The purple lights on the Indian River Inlet Bridge are to recognize National Recovery Month, which is sponsored by the U.S. Substance Abuse and Mental Health Services Administration. Submitted photo

DOVER — If you’ve driven past the Indian River Inlet Bridge or through one of the three main Del. 1 toll plazas recently, you’ve
probably noticed something different. Specifically, you’ve probably noticed the bridge and the plazas are lit up purple.

No, it’s not aliens, a fancy new color scheme or an attempt at Christmas lights out of season: The purple lights are to recognize National Recovery Month. This September marks the 30th anniversary of National Recovery Month, which is sponsored by the U.S. Substance Abuse and Mental Health Services Administration.

“As a state agency, there is nothing more important we do than to connect someone in crisis to the care that they need,” Kara Odom
Walker, secretary of the Department of Health and Social Services, said in a statement. “If you or someone you care for is struggling with addiction in Delaware, reach out for help.

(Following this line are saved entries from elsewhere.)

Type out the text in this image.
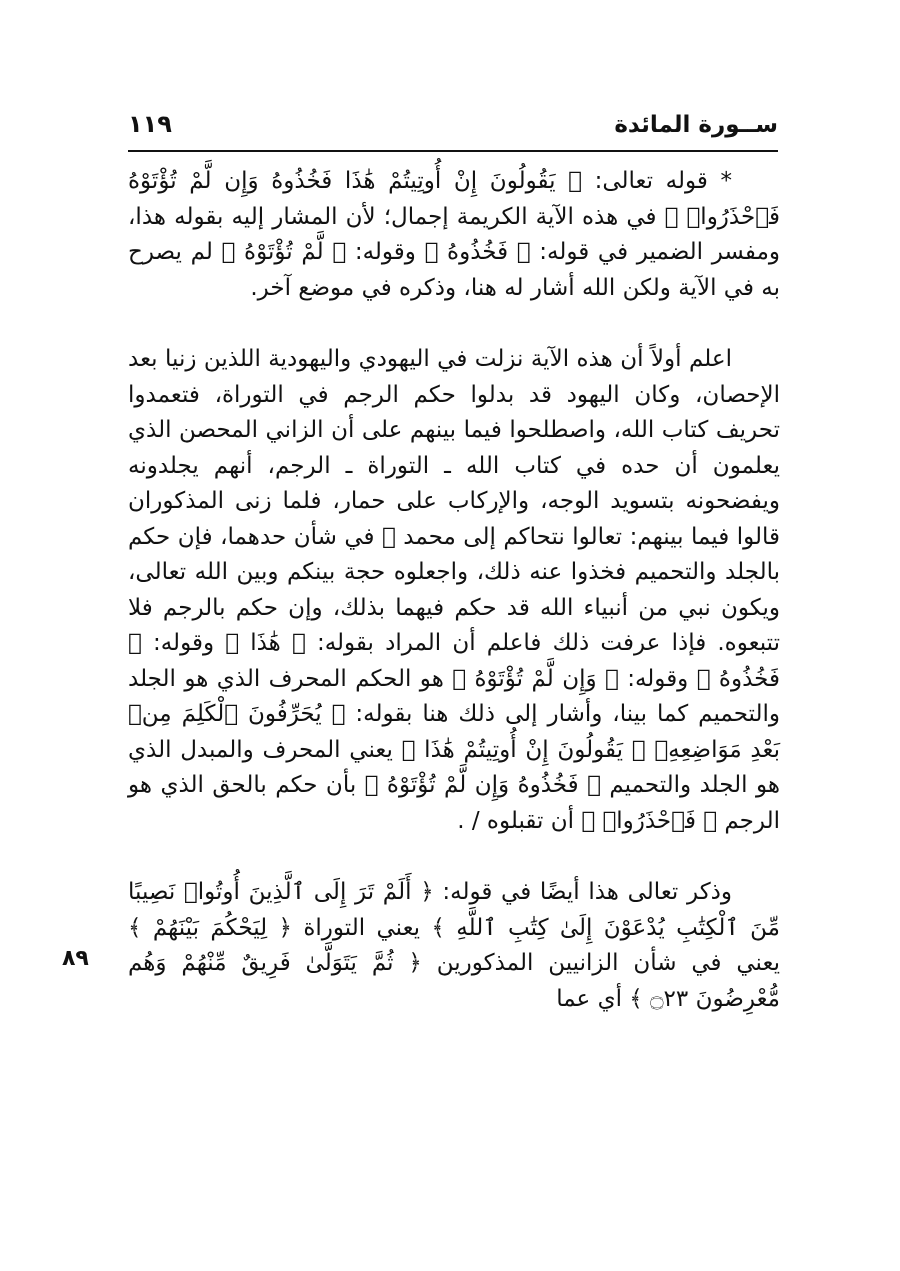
ســورة المائدة
١١٩

* قوله تعالى: ﴿ يَقُولُونَ إِنْ أُوتِيتُمْ هَٰذَا فَخُذُوهُ وَإِن لَّمْ تُؤْتَوْهُ فَٱحْذَرُوا۟ ﴾ في هذه الآية الكريمة إجمال؛ لأن المشار إليه بقوله هذا، ومفسر الضمير في قوله: ﴿ فَخُذُوهُ ﴾ وقوله: ﴿ لَّمْ تُؤْتَوْهُ ﴾ لم يصرح به في الآية ولكن الله أشار له هنا، وذكره في موضع آخر.

اعلم أولاً أن هذه الآية نزلت في اليهودي واليهودية اللذين زنيا بعد الإحصان، وكان اليهود قد بدلوا حكم الرجم في التوراة، فتعمدوا تحريف كتاب الله، واصطلحوا فيما بينهم على أن الزاني المحصن الذي يعلمون أن حده في كتاب الله ـ التوراة ـ الرجم، أنهم يجلدونه ويفضحونه بتسويد الوجه، والإركاب على حمار، فلما زنى المذكوران قالوا فيما بينهم: تعالوا نتحاكم إلى محمد ﷺ في شأن حدهما، فإن حكم بالجلد والتحميم فخذوا عنه ذلك، واجعلوه حجة بينكم وبين الله تعالى، ويكون نبي من أنبياء الله قد حكم فيهما بذلك، وإن حكم بالرجم فلا تتبعوه. فإذا عرفت ذلك فاعلم أن المراد بقوله: ﴿ هَٰذَا ﴾ وقوله: ﴿ فَخُذُوهُ ﴾ وقوله: ﴿ وَإِن لَّمْ تُؤْتَوْهُ ﴾ هو الحكم المحرف الذي هو الجلد والتحميم كما بينا، وأشار إلى ذلك هنا بقوله: ﴿ يُحَرِّفُونَ ٱلْكَلِمَ مِنۢ بَعْدِ مَوَاضِعِهِۦ ۖ يَقُولُونَ إِنْ أُوتِيتُمْ هَٰذَا ﴾ يعني المحرف والمبدل الذي هو الجلد والتحميم ﴿ فَخُذُوهُ وَإِن لَّمْ تُؤْتَوْهُ ﴾ بأن حكم بالحق الذي هو الرجم ﴿ فَٱحْذَرُوا۟ ﴾ أن تقبلوه / .

وذكر تعالى هذا أيضًا في قوله: ﴿ أَلَمْ تَرَ إِلَى ٱلَّذِينَ أُوتُوا۟ نَصِيبًا مِّنَ ٱلْكِتَٰبِ يُدْعَوْنَ إِلَىٰ كِتَٰبِ ٱللَّهِ ﴾ يعني التوراة ﴿ لِيَحْكُمَ بَيْنَهُمْ ﴾ يعني في شأن الزانيين المذكورين ﴿ ثُمَّ يَتَوَلَّىٰ فَرِيقٌ مِّنْهُمْ وَهُم مُّعْرِضُونَ ۝٢٣ ﴾ أي عما

٨٩
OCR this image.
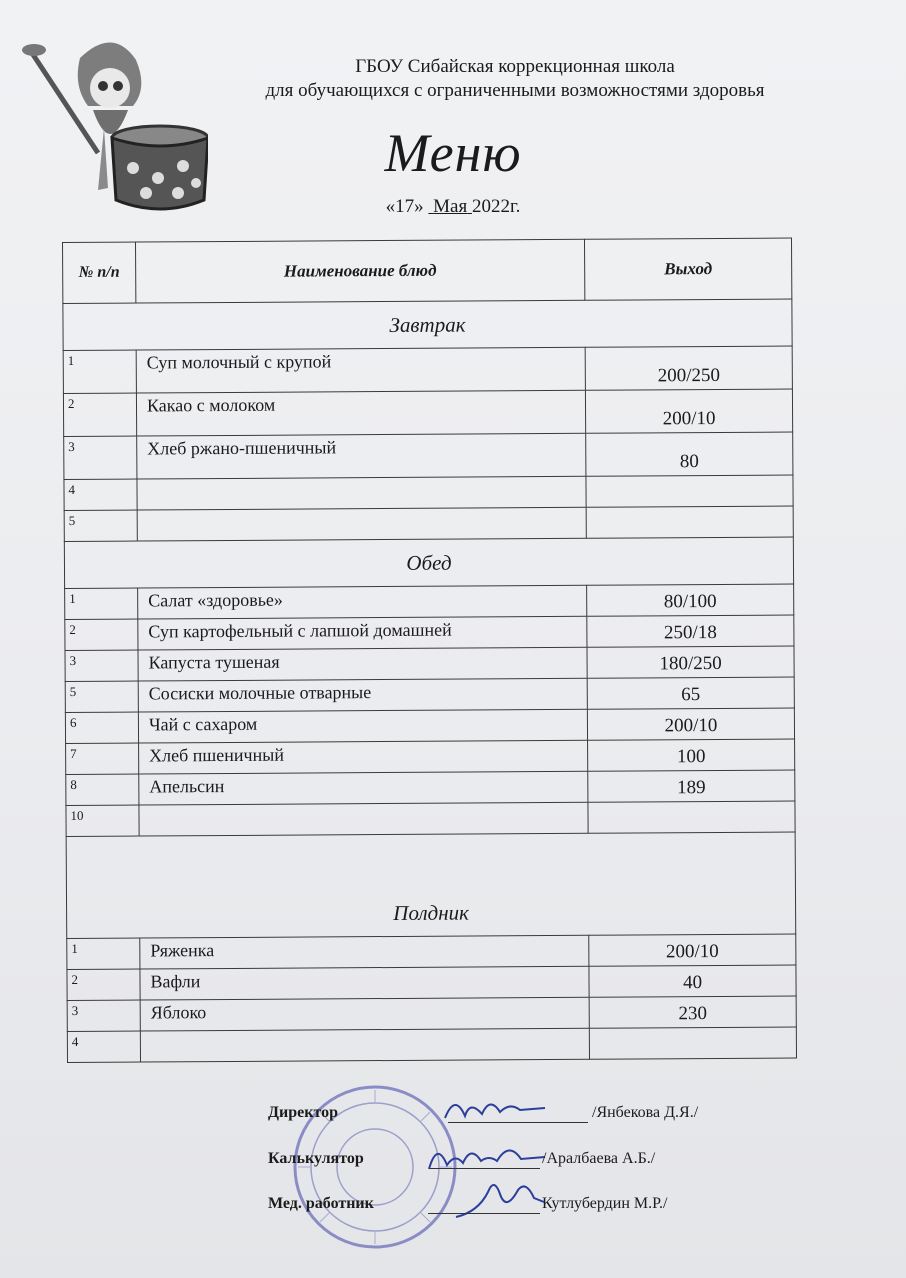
ГБОУ Сибайская коррекционная школа
для обучающихся с ограниченными возможностями здоровья
Меню
«17» Мая 2022г.
№ п/п	Наименование блюд	Выход
Завтрак		
1	Суп молочный с крупой	200/250
2	Какао с молоком	200/10
3	Хлеб ржано-пшеничный	80
4		
5		
Обед		
1	Салат «здоровье»	80/100
2	Суп картофельный с лапшой домашней	250/18
3	Капуста тушеная	180/250
5	Сосиски молочные отварные	65
6	Чай с сахаром	200/10
7	Хлеб пшеничный	100
8	Апельсин	189
10		
Полдник		
1	Ряженка	200/10
2	Вафли	40
3	Яблоко	230
4		
Директор	/Янбекова Д.Я./
Калькулятор	/Аралбаева А.Б./
Мед. работник	Кутлубердин М.Р./
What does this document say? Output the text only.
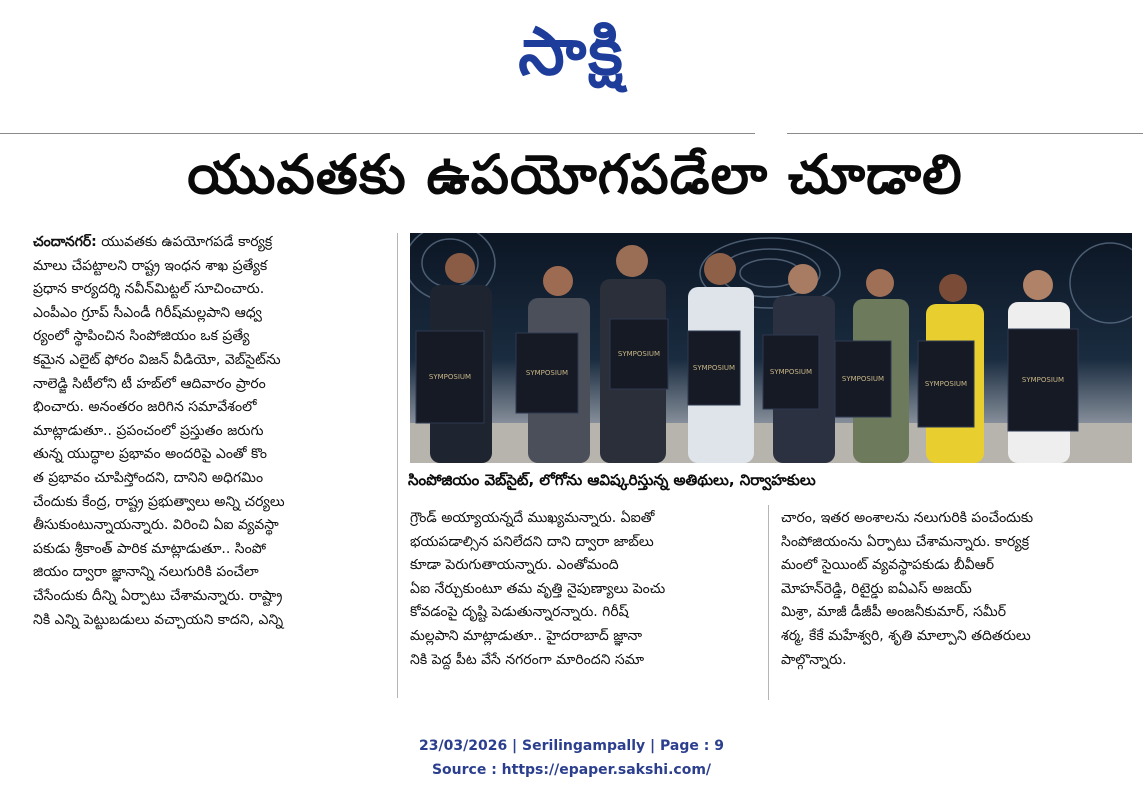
సాక్షి
యువతకు ఉపయోగపడేలా చూడాలి

చందానగర్: యువతకు ఉపయోగపడే కార్యక్ర

మాలు చేపట్టాలని రాష్ట్ర ఇంధన శాఖ ప్రత్యేక

ప్రధాన కార్యదర్శి నవీన్‌మిట్టల్ సూచించారు.

ఎంపీఎం గ్రూప్ సీఎండీ గిరీష్‌మల్లపాని ఆధ్వ

ర్యంలో స్థాపించిన సింపోజియం ఒక ప్రత్యే

కమైన ఎలైట్ ఫోరం విజన్ వీడియో, వెబ్‌సైట్‌ను

నాలెడ్జి సిటీలోని టీ హబ్‌లో ఆదివారం ప్రారం

భించారు. అనంతరం జరిగిన సమావేశంలో

మాట్లాడుతూ.. ప్రపంచంలో ప్రస్తుతం జరుగు

తున్న యుద్ధాల ప్రభావం అందరిపై ఎంతో కొం

త ప్రభావం చూపిస్తోందని, దానిని అధిగమిం

చేందుకు కేంద్ర, రాష్ట్ర ప్రభుత్వాలు అన్ని చర్యలు

తీసుకుంటున్నాయన్నారు. విరించి ఏఐ వ్యవస్థా

పకుడు శ్రీకాంత్ పారిక మాట్లాడుతూ.. సింపో

జియం ద్వారా జ్ఞానాన్ని నలుగురికి పంచేలా

చేసేందుకు దీన్ని ఏర్పాటు చేశామన్నారు. రాష్ట్రా

నికి ఎన్ని పెట్టుబడులు వచ్చాయని కాదని, ఎన్ని

SYMPOSIUM	SYMPOSIUM
SYMPOSIUM
SYMPOSIUM	SYMPOSIUM
SYMPOSIUM
SYMPOSIUM	SYMPOSIUM
సింపోజియం వెబ్‌సైట్, లోగోను ఆవిష్కరిస్తున్న అతిథులు, నిర్వాహకులు

గ్రౌండ్ అయ్యాయన్నదే ముఖ్యమన్నారు. ఏఐతో

భయపడాల్సిన పనిలేదని దాని ద్వారా జాబ్‌లు

కూడా పెరుగుతాయన్నారు. ఎంతోమంది

ఏఐ నేర్చుకుంటూ తమ వృత్తి నైపుణ్యాలు పెంచు

కోవడంపై దృష్టి పెడుతున్నారన్నారు. గిరీష్

మల్లపాని మాట్లాడుతూ.. హైదరాబాద్ జ్ఞానా

నికి పెద్ద పీట వేసే నగరంగా మారిందని సమా

చారం, ఇతర అంశాలను నలుగురికి పంచేందుకు

సింపోజియంను ఏర్పాటు చేశామన్నారు. కార్యక్ర

మంలో సైయింట్ వ్యవస్థాపకుడు బీవీఆర్

మోహన్‌రెడ్డి, రిటైర్డు ఐఏఎస్ అజయ్

మిశ్రా, మాజీ డీజీపీ అంజనీకుమార్, సమీర్

శర్మ, కేకే మహేశ్వరి, శృతి మాల్పాని తదితరులు

పాల్గొన్నారు.

23/03/2026 | Serilingampally | Page : 9
Source : https://epaper.sakshi.com/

“Any moment is the right moment to begin your journey to recovery. We can help. Call one of our Crisis Intervention Hotlines 24/7. In northern Delaware, call 800-652-2929. In Southern Delaware the number is 800-345-6785.”

What about some other times Delaware landmarks have been lit up?

To name a few, Legislative Hall is often illuminated at night in different colors, such as teal for ovarian cancer, from a spotlight, while Woodburn, the governor’s mansion, has been lit up in the past as well.

Dover Downs has been known to adopt a different color of sorts at times, lighting up blue in April for autism awareness and pink in October for breast cancer, to name two. Submitted photo

Georgetown often illuminates its buildings on The Circle for special holidays and awareness campaigns, and Seaford puts colored lights on its fountain at Gateway Park.

Outside government, Dover Downs has been known to adopt a different color of sorts at times, lighting up blue in April for autism awareness and pink in October for breast cancer, to name two. Its neighbor Dover International Speedway participates as well, lighting up the Monster Monument at Victory Plaza. Last year alone saw Miles the Monster don shades of teal, blue and purple (for pancreatic cancer).

Lighting up buildings is nothing new or unique to Delaware, of course. The practice has involved some of the most famous structures in the world, such as the Empire State Building and the White House, and causes ranging from cancer awareness to LGBT rights.